The corpus problem is still more challenging for text simplification, where the target output has to have characteristics different from that of the language as a whole, having a restricted vocabulary, and excluding some syntactic constructions. This means that existing language models for English can’t be used. By cooperation with TheArcLink, a nonprofit organization that produces simplified descriptions of Medicaid programs by manual editing, we will have access to a small parallel corpus, that also includes a corpus of simplified English as defined operationally by that organization. But this corpus will be too small—only a few hundred texts—to drive statistical model creation adequately. Corpus limitations have held previous text simplification work (eg Carroll et al. 1999; PSET Project http://osiris.sunderland.ac.uk/~pset ) to non-statistical approaches.
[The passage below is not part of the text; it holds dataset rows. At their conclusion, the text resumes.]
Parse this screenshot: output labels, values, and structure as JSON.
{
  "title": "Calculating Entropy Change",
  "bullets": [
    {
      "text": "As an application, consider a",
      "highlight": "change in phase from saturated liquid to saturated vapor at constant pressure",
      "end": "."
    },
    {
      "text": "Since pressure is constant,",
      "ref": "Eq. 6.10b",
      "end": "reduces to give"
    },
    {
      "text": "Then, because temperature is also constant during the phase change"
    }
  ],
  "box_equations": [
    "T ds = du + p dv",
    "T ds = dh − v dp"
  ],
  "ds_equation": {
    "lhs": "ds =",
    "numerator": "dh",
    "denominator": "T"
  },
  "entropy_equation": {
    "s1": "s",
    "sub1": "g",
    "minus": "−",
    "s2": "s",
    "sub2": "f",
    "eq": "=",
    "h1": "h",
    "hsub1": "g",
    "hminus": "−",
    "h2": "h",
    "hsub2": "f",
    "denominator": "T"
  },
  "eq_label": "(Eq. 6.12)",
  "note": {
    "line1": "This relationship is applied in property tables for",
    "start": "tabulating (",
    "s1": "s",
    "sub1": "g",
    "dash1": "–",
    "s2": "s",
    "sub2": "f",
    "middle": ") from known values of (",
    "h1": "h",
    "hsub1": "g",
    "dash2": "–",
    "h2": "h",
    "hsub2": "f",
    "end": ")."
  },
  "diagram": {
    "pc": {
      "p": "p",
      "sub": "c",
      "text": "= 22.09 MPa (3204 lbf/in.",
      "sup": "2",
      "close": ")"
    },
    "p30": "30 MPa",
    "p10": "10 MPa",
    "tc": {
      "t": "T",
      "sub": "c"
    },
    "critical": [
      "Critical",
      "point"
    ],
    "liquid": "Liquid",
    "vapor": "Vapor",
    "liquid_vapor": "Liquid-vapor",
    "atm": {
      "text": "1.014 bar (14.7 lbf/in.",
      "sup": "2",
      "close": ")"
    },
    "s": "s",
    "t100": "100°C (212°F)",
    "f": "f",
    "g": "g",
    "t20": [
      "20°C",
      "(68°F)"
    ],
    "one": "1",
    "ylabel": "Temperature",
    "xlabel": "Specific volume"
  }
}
We want to explore three approaches to breaking through this corpus limitation. First, we will create a corpus of simplified English by selection: screening large volumes of text, and retaining only those passages that meet our vocabulary and syntax restrictions. A subproblem will be developing a screener for syntax that requires minimal analysis. We will then build a language model for the screened text.
 
Second, we will examine the behavior of a full-English language model when it is artificially constrained to eliminate designated vocabulary items. On its face, this method would only deal with vocabulary restrictions, not syntactic simplification. But it may in fact be possible to obtain some degree of syntactic simplification by blocking the use of selected vocabulary, such as relative pronouns and past participles (used in passives).
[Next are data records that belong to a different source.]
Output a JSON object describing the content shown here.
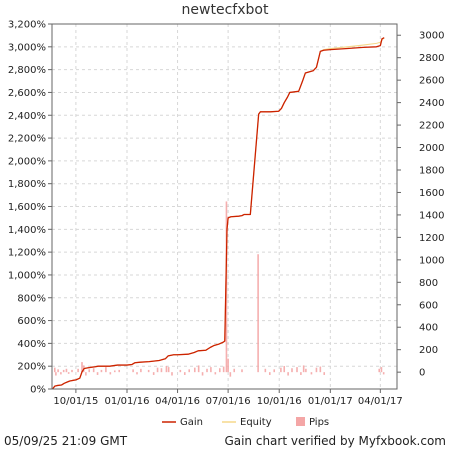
{
  "footer": {
    "timestamp": "05/09/25 21:09 GMT",
    "verification": "Gain chart verified by Myfxbook.com"
  },
  "chart_data": {
    "type": "line",
    "title": "newtecfxbot",
    "x_axis": {
      "type": "date",
      "range": [
        "2015-08-19",
        "2017-05-01"
      ],
      "ticks": [
        {
          "label": "10/01/15",
          "date": "2015-10-01"
        },
        {
          "label": "01/01/16",
          "date": "2016-01-01"
        },
        {
          "label": "04/01/16",
          "date": "2016-04-01"
        },
        {
          "label": "07/01/16",
          "date": "2016-07-01"
        },
        {
          "label": "10/01/16",
          "date": "2016-10-01"
        },
        {
          "label": "01/01/17",
          "date": "2017-01-01"
        },
        {
          "label": "04/01/17",
          "date": "2017-04-01"
        }
      ]
    },
    "y_left": {
      "range": [
        0,
        3200
      ],
      "unit": "%",
      "ticks": [
        {
          "value": 0,
          "label": "0%"
        },
        {
          "value": 200,
          "label": "200%"
        },
        {
          "value": 400,
          "label": "400%"
        },
        {
          "value": 600,
          "label": "600%"
        },
        {
          "value": 800,
          "label": "800%"
        },
        {
          "value": 1000,
          "label": "1,000%"
        },
        {
          "value": 1200,
          "label": "1,200%"
        },
        {
          "value": 1400,
          "label": "1,400%"
        },
        {
          "value": 1600,
          "label": "1,600%"
        },
        {
          "value": 1800,
          "label": "1,800%"
        },
        {
          "value": 2000,
          "label": "2,000%"
        },
        {
          "value": 2200,
          "label": "2,200%"
        },
        {
          "value": 2400,
          "label": "2,400%"
        },
        {
          "value": 2600,
          "label": "2,600%"
        },
        {
          "value": 2800,
          "label": "2,800%"
        },
        {
          "value": 3000,
          "label": "3,000%"
        },
        {
          "value": 3200,
          "label": "3,200%"
        }
      ]
    },
    "y_right": {
      "range": [
        -150,
        3100
      ],
      "ticks": [
        {
          "value": 0,
          "label": "0"
        },
        {
          "value": 200,
          "label": "200"
        },
        {
          "value": 400,
          "label": "400"
        },
        {
          "value": 600,
          "label": "600"
        },
        {
          "value": 800,
          "label": "800"
        },
        {
          "value": 1000,
          "label": "1000"
        },
        {
          "value": 1200,
          "label": "1200"
        },
        {
          "value": 1400,
          "label": "1400"
        },
        {
          "value": 1600,
          "label": "1600"
        },
        {
          "value": 1800,
          "label": "1800"
        },
        {
          "value": 2000,
          "label": "2000"
        },
        {
          "value": 2200,
          "label": "2200"
        },
        {
          "value": 2400,
          "label": "2400"
        },
        {
          "value": 2600,
          "label": "2600"
        },
        {
          "value": 2800,
          "label": "2800"
        },
        {
          "value": 3000,
          "label": "3000"
        }
      ]
    },
    "grid": true,
    "legend_position": "bottom-center",
    "series": [
      {
        "name": "Gain",
        "axis": "left",
        "color": "#cc2200",
        "points": [
          [
            "2015-08-20",
            0
          ],
          [
            "2015-08-24",
            25
          ],
          [
            "2015-08-28",
            30
          ],
          [
            "2015-09-05",
            35
          ],
          [
            "2015-09-10",
            50
          ],
          [
            "2015-09-15",
            60
          ],
          [
            "2015-09-20",
            70
          ],
          [
            "2015-09-25",
            75
          ],
          [
            "2015-10-01",
            80
          ],
          [
            "2015-10-08",
            95
          ],
          [
            "2015-10-12",
            150
          ],
          [
            "2015-10-16",
            180
          ],
          [
            "2015-10-22",
            185
          ],
          [
            "2015-10-28",
            190
          ],
          [
            "2015-11-05",
            195
          ],
          [
            "2015-11-10",
            200
          ],
          [
            "2015-11-20",
            200
          ],
          [
            "2015-12-01",
            200
          ],
          [
            "2015-12-15",
            210
          ],
          [
            "2015-12-28",
            210
          ],
          [
            "2016-01-01",
            210
          ],
          [
            "2016-01-10",
            215
          ],
          [
            "2016-01-15",
            230
          ],
          [
            "2016-01-25",
            235
          ],
          [
            "2016-02-10",
            240
          ],
          [
            "2016-02-28",
            250
          ],
          [
            "2016-03-10",
            265
          ],
          [
            "2016-03-15",
            290
          ],
          [
            "2016-03-25",
            300
          ],
          [
            "2016-04-01",
            300
          ],
          [
            "2016-04-20",
            305
          ],
          [
            "2016-05-01",
            320
          ],
          [
            "2016-05-08",
            335
          ],
          [
            "2016-05-22",
            340
          ],
          [
            "2016-05-30",
            365
          ],
          [
            "2016-06-05",
            380
          ],
          [
            "2016-06-15",
            395
          ],
          [
            "2016-06-22",
            410
          ],
          [
            "2016-06-25",
            420
          ],
          [
            "2016-06-29",
            1400
          ],
          [
            "2016-07-01",
            1500
          ],
          [
            "2016-07-06",
            1510
          ],
          [
            "2016-07-20",
            1515
          ],
          [
            "2016-07-26",
            1520
          ],
          [
            "2016-07-30",
            1530
          ],
          [
            "2016-08-10",
            1530
          ],
          [
            "2016-08-25",
            2410
          ],
          [
            "2016-08-28",
            2430
          ],
          [
            "2016-09-15",
            2430
          ],
          [
            "2016-09-30",
            2435
          ],
          [
            "2016-10-05",
            2460
          ],
          [
            "2016-10-10",
            2510
          ],
          [
            "2016-10-16",
            2560
          ],
          [
            "2016-10-20",
            2600
          ],
          [
            "2016-11-05",
            2610
          ],
          [
            "2016-11-12",
            2700
          ],
          [
            "2016-11-17",
            2770
          ],
          [
            "2016-12-01",
            2790
          ],
          [
            "2016-12-07",
            2820
          ],
          [
            "2016-12-14",
            2960
          ],
          [
            "2016-12-20",
            2970
          ],
          [
            "2017-01-01",
            2975
          ],
          [
            "2017-02-01",
            2985
          ],
          [
            "2017-03-01",
            2995
          ],
          [
            "2017-03-25",
            3000
          ],
          [
            "2017-04-01",
            3010
          ],
          [
            "2017-04-04",
            3070
          ],
          [
            "2017-04-08",
            3080
          ]
        ]
      },
      {
        "name": "Equity",
        "axis": "left",
        "color": "#f5d98a",
        "points": [
          [
            "2015-08-20",
            0
          ],
          [
            "2015-08-24",
            25
          ],
          [
            "2015-08-28",
            30
          ],
          [
            "2015-09-05",
            35
          ],
          [
            "2015-09-10",
            50
          ],
          [
            "2015-09-15",
            60
          ],
          [
            "2015-09-20",
            70
          ],
          [
            "2015-09-25",
            75
          ],
          [
            "2015-10-01",
            80
          ],
          [
            "2015-10-08",
            95
          ],
          [
            "2015-10-12",
            150
          ],
          [
            "2015-10-16",
            180
          ],
          [
            "2015-10-22",
            185
          ],
          [
            "2015-10-28",
            190
          ],
          [
            "2015-11-05",
            195
          ],
          [
            "2015-11-10",
            200
          ],
          [
            "2015-11-20",
            200
          ],
          [
            "2015-12-01",
            200
          ],
          [
            "2015-12-15",
            210
          ],
          [
            "2015-12-28",
            210
          ],
          [
            "2016-01-01",
            210
          ],
          [
            "2016-01-10",
            215
          ],
          [
            "2016-01-15",
            230
          ],
          [
            "2016-01-25",
            235
          ],
          [
            "2016-02-10",
            240
          ],
          [
            "2016-02-28",
            250
          ],
          [
            "2016-03-10",
            265
          ],
          [
            "2016-03-15",
            290
          ],
          [
            "2016-03-25",
            300
          ],
          [
            "2016-04-01",
            300
          ],
          [
            "2016-04-20",
            305
          ],
          [
            "2016-05-01",
            320
          ],
          [
            "2016-05-08",
            335
          ],
          [
            "2016-05-22",
            340
          ],
          [
            "2016-05-30",
            365
          ],
          [
            "2016-06-05",
            380
          ],
          [
            "2016-06-15",
            395
          ],
          [
            "2016-06-22",
            410
          ],
          [
            "2016-06-25",
            420
          ],
          [
            "2016-06-29",
            1400
          ],
          [
            "2016-07-01",
            1500
          ],
          [
            "2016-07-06",
            1510
          ],
          [
            "2016-07-20",
            1515
          ],
          [
            "2016-07-26",
            1520
          ],
          [
            "2016-07-30",
            1530
          ],
          [
            "2016-08-10",
            1530
          ],
          [
            "2016-08-25",
            2410
          ],
          [
            "2016-08-28",
            2430
          ],
          [
            "2016-09-15",
            2430
          ],
          [
            "2016-09-30",
            2435
          ],
          [
            "2016-10-05",
            2460
          ],
          [
            "2016-10-10",
            2510
          ],
          [
            "2016-10-16",
            2560
          ],
          [
            "2016-10-20",
            2600
          ],
          [
            "2016-11-05",
            2610
          ],
          [
            "2016-11-12",
            2700
          ],
          [
            "2016-11-17",
            2770
          ],
          [
            "2016-12-01",
            2790
          ],
          [
            "2016-12-07",
            2820
          ],
          [
            "2016-12-14",
            2960
          ],
          [
            "2016-12-20",
            2975
          ],
          [
            "2017-01-01",
            2985
          ],
          [
            "2017-02-01",
            3000
          ],
          [
            "2017-03-01",
            3015
          ],
          [
            "2017-03-25",
            3030
          ],
          [
            "2017-04-01",
            3040
          ],
          [
            "2017-04-04",
            3060
          ],
          [
            "2017-04-08",
            3080
          ]
        ]
      },
      {
        "name": "Pips",
        "axis": "right",
        "type": "bar",
        "color": "#f4a6a6",
        "points": [
          [
            "2015-08-24",
            40
          ],
          [
            "2015-08-26",
            -30
          ],
          [
            "2015-08-30",
            25
          ],
          [
            "2015-09-04",
            -20
          ],
          [
            "2015-09-09",
            20
          ],
          [
            "2015-09-14",
            30
          ],
          [
            "2015-09-18",
            -15
          ],
          [
            "2015-09-24",
            20
          ],
          [
            "2015-10-05",
            30
          ],
          [
            "2015-10-12",
            90
          ],
          [
            "2015-10-15",
            60
          ],
          [
            "2015-10-19",
            -30
          ],
          [
            "2015-10-25",
            25
          ],
          [
            "2015-11-02",
            35
          ],
          [
            "2015-11-09",
            -25
          ],
          [
            "2015-11-16",
            20
          ],
          [
            "2015-11-24",
            45
          ],
          [
            "2015-12-02",
            -20
          ],
          [
            "2015-12-10",
            15
          ],
          [
            "2015-12-18",
            20
          ],
          [
            "2016-01-12",
            25
          ],
          [
            "2016-01-19",
            -20
          ],
          [
            "2016-01-26",
            30
          ],
          [
            "2016-02-09",
            20
          ],
          [
            "2016-02-18",
            -25
          ],
          [
            "2016-02-25",
            40
          ],
          [
            "2016-03-03",
            35
          ],
          [
            "2016-03-12",
            55
          ],
          [
            "2016-03-16",
            45
          ],
          [
            "2016-03-22",
            -30
          ],
          [
            "2016-04-06",
            20
          ],
          [
            "2016-04-14",
            -25
          ],
          [
            "2016-04-22",
            25
          ],
          [
            "2016-05-02",
            40
          ],
          [
            "2016-05-09",
            60
          ],
          [
            "2016-05-16",
            -30
          ],
          [
            "2016-05-24",
            30
          ],
          [
            "2016-05-31",
            45
          ],
          [
            "2016-06-08",
            -20
          ],
          [
            "2016-06-16",
            35
          ],
          [
            "2016-06-23",
            50
          ],
          [
            "2016-06-28",
            1520
          ],
          [
            "2016-07-01",
            120
          ],
          [
            "2016-07-05",
            -40
          ],
          [
            "2016-07-12",
            30
          ],
          [
            "2016-07-26",
            25
          ],
          [
            "2016-08-24",
            1050
          ],
          [
            "2016-09-06",
            30
          ],
          [
            "2016-09-14",
            -25
          ],
          [
            "2016-09-22",
            25
          ],
          [
            "2016-10-04",
            40
          ],
          [
            "2016-10-10",
            55
          ],
          [
            "2016-10-17",
            -30
          ],
          [
            "2016-10-24",
            35
          ],
          [
            "2016-11-02",
            45
          ],
          [
            "2016-11-09",
            -25
          ],
          [
            "2016-11-14",
            60
          ],
          [
            "2016-11-18",
            30
          ],
          [
            "2016-11-28",
            -20
          ],
          [
            "2016-12-07",
            40
          ],
          [
            "2016-12-14",
            50
          ],
          [
            "2016-12-21",
            -25
          ],
          [
            "2017-03-30",
            30
          ],
          [
            "2017-04-03",
            45
          ],
          [
            "2017-04-07",
            -20
          ]
        ]
      }
    ]
  }
}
Our third approach addresses the lack of a parallel corpus for text simplification. We will experiment with the use of statistically-derived vector models of semantics to represent the meaning of a to-be-simplified text in a high-dimensional space. It is a well-defined geometric problem to find the collection of words in a restricted vocabulary whose meaning is the best approximation to the meaning of a target text. Given a collection of words (the restricted vocabulary), the corresponding vectors define a subspace S of the overall space. Given a new text, the best approximation of that text using only words in the restricted vocabulary can be calculated by projecting the vector representing the new text onto S. Since this projection may not correspond to the meaning of any actual collection of words (texts containing whole number multiples of words do not cover the whole subspace) we will use search to find the best approximating text.

The result of this projection or search process is a bag of words that must then be rendered as prose. We will treat this problem as a further search, this time using our language model for simplified English. The objective is to find the highest-likelihood string of words, given the statistics in the model, that includes the items in the bag.

We can benefit greatly in this work from access to Google’s informational and computational resources, and from the opportunity to interact with Google’s language researchers, who may be able to help us devise further approaches to pursue.

References.

Carroll, J., Minnen,G., Pearce, D., Canning, Y., Devlin, S., and Tait, J. (1999) Simplifying text for language-impaired readers. In Proc. EACL’99, 269-270.
Fowler, A.E. (1998) Language in mental retardation. In Burack, Hodapp, and Zigler (Eds.) Handbook of Mental retardation and Development. Cambridge, UK: Cambridge University Press, 290-333.
Knight, K. and Marcu, D. (2002) Summarization beyond sentence extraction: A probabilistic approach to sentence compression. Artificial Intelligence, 139, 91-107.
Marcu, D. (1999) The automatic construction of large-scale corpora for summarization research. Proc SIGIR, 137-134.